Professor: Monique Balbuena
4.00 credits
- CRN 21095: Tuesday & Thursday, 1000-1150 @ VIL 101
Graduation Requirement: This class will fulfill an Arts & Letters Colloquium and a Global Perspectives (GP) area of inquiry requirement. If the student has already taken an Arts & Letters Colloquium, this class will fulfill both of the following requirements: an Elective Colloquium and a GP area of inquiry.
Even before the end of WWII cinema had already begun to depict the violence and fascism coming out of Nazi Germany. Following the liberation of the camps, documentarians sought to represent the reality they encountered. Since then scores of documentaries and fiction films have attempted to capture the physical horrors of the Holocaust and understand how such actions could have happened. There are ongoing efforts to record the testimonies of witnesses. Films continue to be made, representing both the experiences of survivors years after their ordeals and the ways in which trauma has affected the second and third generation of survivors and perpetrators alike. While exploring the roles of perpetrators, bystanders and survivors, films also reflect the contexts in which they are made, as well as local attitudes to the war and the Holocaust.

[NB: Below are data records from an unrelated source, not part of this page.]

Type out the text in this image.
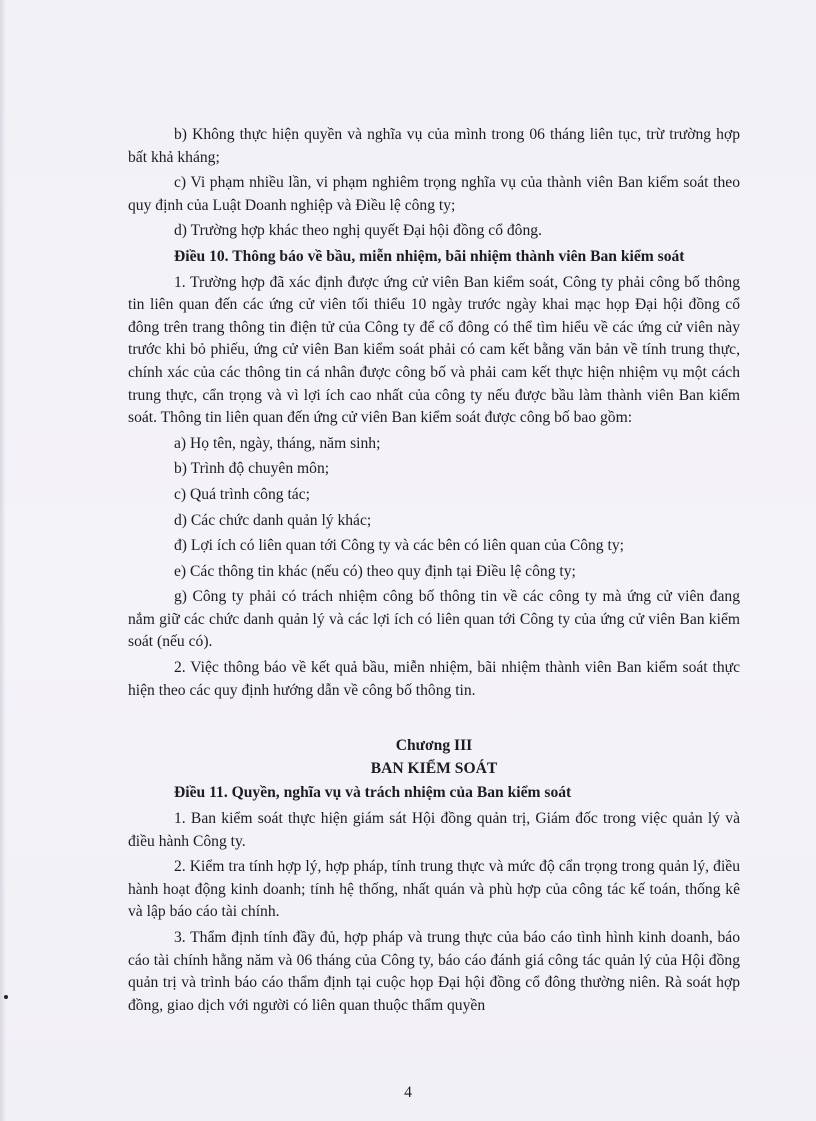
b) Không thực hiện quyền và nghĩa vụ của mình trong 06 tháng liên tục, trừ trường hợp bất khả kháng;

c) Vi phạm nhiều lần, vi phạm nghiêm trọng nghĩa vụ của thành viên Ban kiểm soát theo quy định của Luật Doanh nghiệp và Điều lệ công ty;

d) Trường hợp khác theo nghị quyết Đại hội đồng cổ đông.

Điều 10. Thông báo về bầu, miễn nhiệm, bãi nhiệm thành viên Ban kiểm soát

1. Trường hợp đã xác định được ứng cử viên Ban kiểm soát, Công ty phải công bố thông tin liên quan đến các ứng cử viên tối thiểu 10 ngày trước ngày khai mạc họp Đại hội đồng cổ đông trên trang thông tin điện tử của Công ty để cổ đông có thể tìm hiểu về các ứng cử viên này trước khi bỏ phiếu, ứng cử viên Ban kiểm soát phải có cam kết bằng văn bản về tính trung thực, chính xác của các thông tin cá nhân được công bố và phải cam kết thực hiện nhiệm vụ một cách trung thực, cẩn trọng và vì lợi ích cao nhất của công ty nếu được bầu làm thành viên Ban kiểm soát. Thông tin liên quan đến ứng cử viên Ban kiểm soát được công bố bao gồm:

a) Họ tên, ngày, tháng, năm sinh;

b) Trình độ chuyên môn;

c) Quá trình công tác;

d) Các chức danh quản lý khác;

đ) Lợi ích có liên quan tới Công ty và các bên có liên quan của Công ty;

e) Các thông tin khác (nếu có) theo quy định tại Điều lệ công ty;

g) Công ty phải có trách nhiệm công bố thông tin về các công ty mà ứng cử viên đang nắm giữ các chức danh quản lý và các lợi ích có liên quan tới Công ty của ứng cử viên Ban kiểm soát (nếu có).

2. Việc thông báo về kết quả bầu, miễn nhiệm, bãi nhiệm thành viên Ban kiểm soát thực hiện theo các quy định hướng dẫn về công bố thông tin.

Chương III

BAN KIỂM SOÁT

Điều 11. Quyền, nghĩa vụ và trách nhiệm của Ban kiểm soát

1. Ban kiểm soát thực hiện giám sát Hội đồng quản trị, Giám đốc trong việc quản lý và điều hành Công ty.

2. Kiểm tra tính hợp lý, hợp pháp, tính trung thực và mức độ cẩn trọng trong quản lý, điều hành hoạt động kinh doanh; tính hệ thống, nhất quán và phù hợp của công tác kế toán, thống kê và lập báo cáo tài chính.

3. Thẩm định tính đầy đủ, hợp pháp và trung thực của báo cáo tình hình kinh doanh, báo cáo tài chính hằng năm và 06 tháng của Công ty, báo cáo đánh giá công tác quản lý của Hội đồng quản trị và trình báo cáo thẩm định tại cuộc họp Đại hội đồng cổ đông thường niên. Rà soát hợp đồng, giao dịch với người có liên quan thuộc thẩm quyền

4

This course will consider the ways in which cinematic interventions affect our understanding of the Holocaust. We will watch different genres, including documentaries, testimony, comedy, drama, musicals, and action-adventure films. We will study films from different locations, including the UK, the US, Israel, Poland, Hungary, Italy and, possibly, the USSR. We will explore the role of Hollywood in shaping visual imagery, and the role of both popular and artistic filmmaking.